Le “test and learn”. Le métier demande d’essayer, d’observer, de corriger. Pas pour bouger dans tous les sens, mais pour progresser de manière volontaire.

La discussion structurée quand ça coince. Quand les objectifs ne sont pas atteints, l’enjeu n’est pas de juger. L’enjeu est d’analyser : à quel endroit du cycle ça se casse, et quelles compétences travailler maintenant.

“Pour moi, il faut comprendre pourquoi. […] C’est déjà de discuter avec la personne pour voir où ça pêche, à quel niveau du cycle de vente. […] Après ce premier constat, c’est assez facile d’identifier les top priorités. […] l’idée, c’est d’identifier trois priorités majeures […] et de leur dire : OK, ce qui aura le plus d’impact pour toi, c’est cet objectif ou celui-ci. […] Et après, on ira sur ce qui est le plus difficile.”

Ce que le terrain apprend sur le plan humain (métier de commercial)

  • La posture : ne pas attendre la perfection pour agir. Avancer, apprendre, ajuster.
  • Le rapport au temps : savoir où mettre son énergie (début de cycle vs fin de cycle) pour éviter de se retrouver en urgence permanente.
  • Le rapport aux autres : transformer la compétition en moteur sans laisser s’installer un climat toxique (territoires, comptes “piqués”, règles floues).

À qui ce métier de commercial convient (vraiment)

Profils qui semblent s’y épanouir :

  • Celles et ceux qui aiment se challenger et se dépasser.
  • Les personnes qui aiment agir en autonomie, tester, trouver des idées.
  • Celles et ceux qui ont besoin de repères concrets et apprécient une forme de reconnaissance mesurable (objectifs, rendez-vous, résultats).

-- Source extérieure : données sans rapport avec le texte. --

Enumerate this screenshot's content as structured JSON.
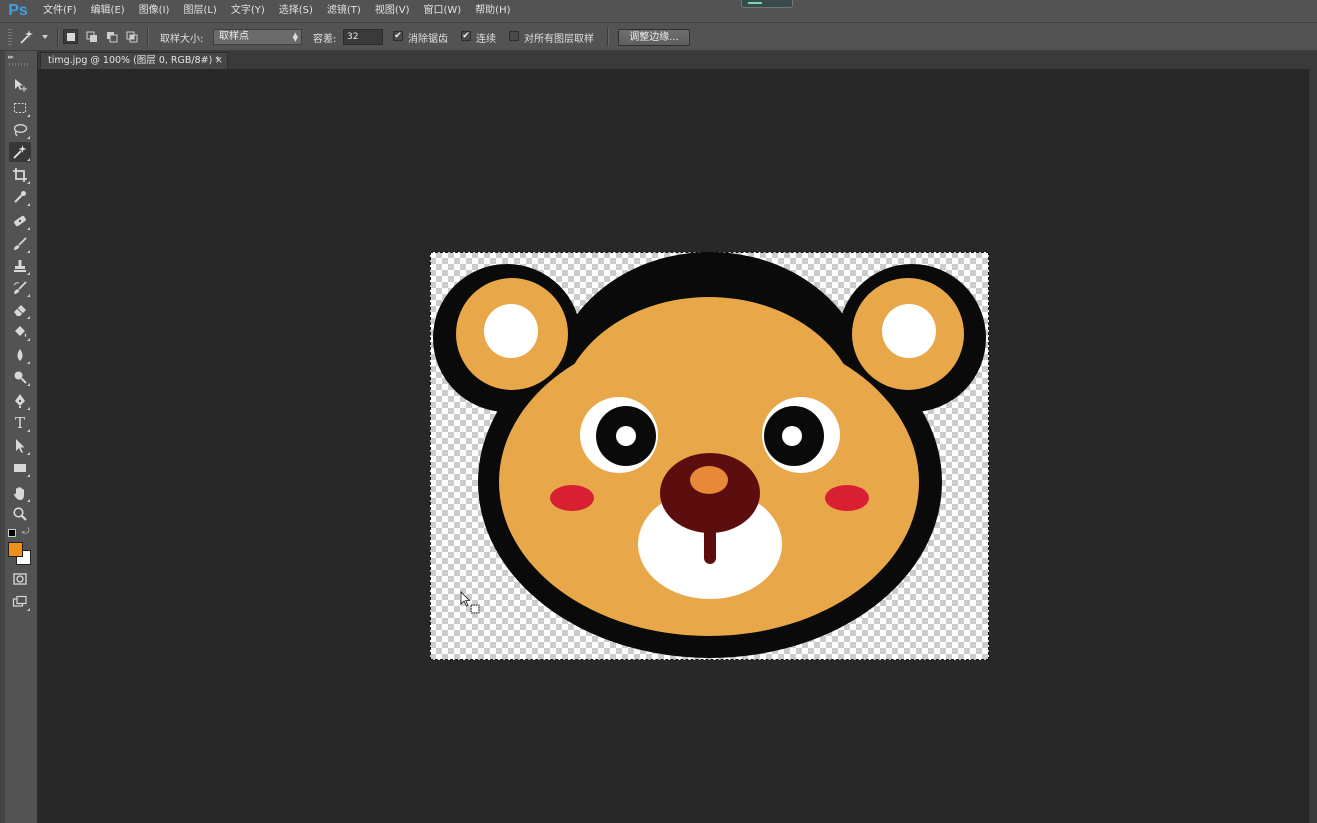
{
  "app": {
    "logo": "Ps"
  },
  "menu": [
    "文件(F)",
    "编辑(E)",
    "图像(I)",
    "图层(L)",
    "文字(Y)",
    "选择(S)",
    "滤镜(T)",
    "视图(V)",
    "窗口(W)",
    "帮助(H)"
  ],
  "options": {
    "sample_size_label": "取样大小:",
    "sample_size_value": "取样点",
    "tolerance_label": "容差:",
    "tolerance_value": "32",
    "anti_alias_label": "消除锯齿",
    "anti_alias_checked": true,
    "contiguous_label": "连续",
    "contiguous_checked": true,
    "sample_all_layers_label": "对所有图层取样",
    "sample_all_layers_checked": false,
    "refine_edge_label": "调整边缘..."
  },
  "document_tab": {
    "title": "timg.jpg @ 100% (图层 0, RGB/8#) *",
    "close": "×"
  },
  "colors": {
    "foreground": "#f0901a",
    "background": "#ffffff"
  },
  "tools": [
    "move-tool-icon",
    "marquee-tool-icon",
    "lasso-tool-icon",
    "magic-wand-tool-icon",
    "crop-tool-icon",
    "eyedropper-tool-icon",
    "healing-brush-tool-icon",
    "brush-tool-icon",
    "clone-stamp-tool-icon",
    "history-brush-tool-icon",
    "eraser-tool-icon",
    "paint-bucket-tool-icon",
    "blur-tool-icon",
    "dodge-tool-icon",
    "pen-tool-icon",
    "type-tool-icon",
    "path-selection-tool-icon",
    "rectangle-tool-icon",
    "hand-tool-icon",
    "zoom-tool-icon"
  ],
  "type_tool_glyph": "T"
}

Profils pour qui ça peut être plus difficile :

  • Les personnes qui vivent mal les hauts et les bas et n’ont pas encore trouvé leur “fil rouge” pour tenir.
  • Celles et ceux qui préfèrent un cadre très défini, avec des consignes constantes, et peu d’initiative à prendre.
  • Les personnes qui n’aiment pas jongler avec plusieurs tâches et étapes, surtout en full cycle (de la prospection au closing).

La ligne de crête du métier : rester libre, rester solide

Le métier de commercial peut vous donner une vraie liberté. Mais cette liberté demande une contrepartie : une structure personnelle. Une organisation qui tient. Une stabilité émotionnelle qui vous protège. Et un esprit d’entreprendre qui vous garde en mouvement.

Un premier pas simple, concret : choisissez une compétence à muscler cette semaine. Par exemple, l’organisation. Prenez votre cycle de vente, notez où vous passez votre temps, et posez une règle claire pour les prochains jours. Pas pour vous rigidifier. Pour retrouver de la marge. Et sentir, petit à petit, ce “battement de cœur” quand vous êtes à votre place.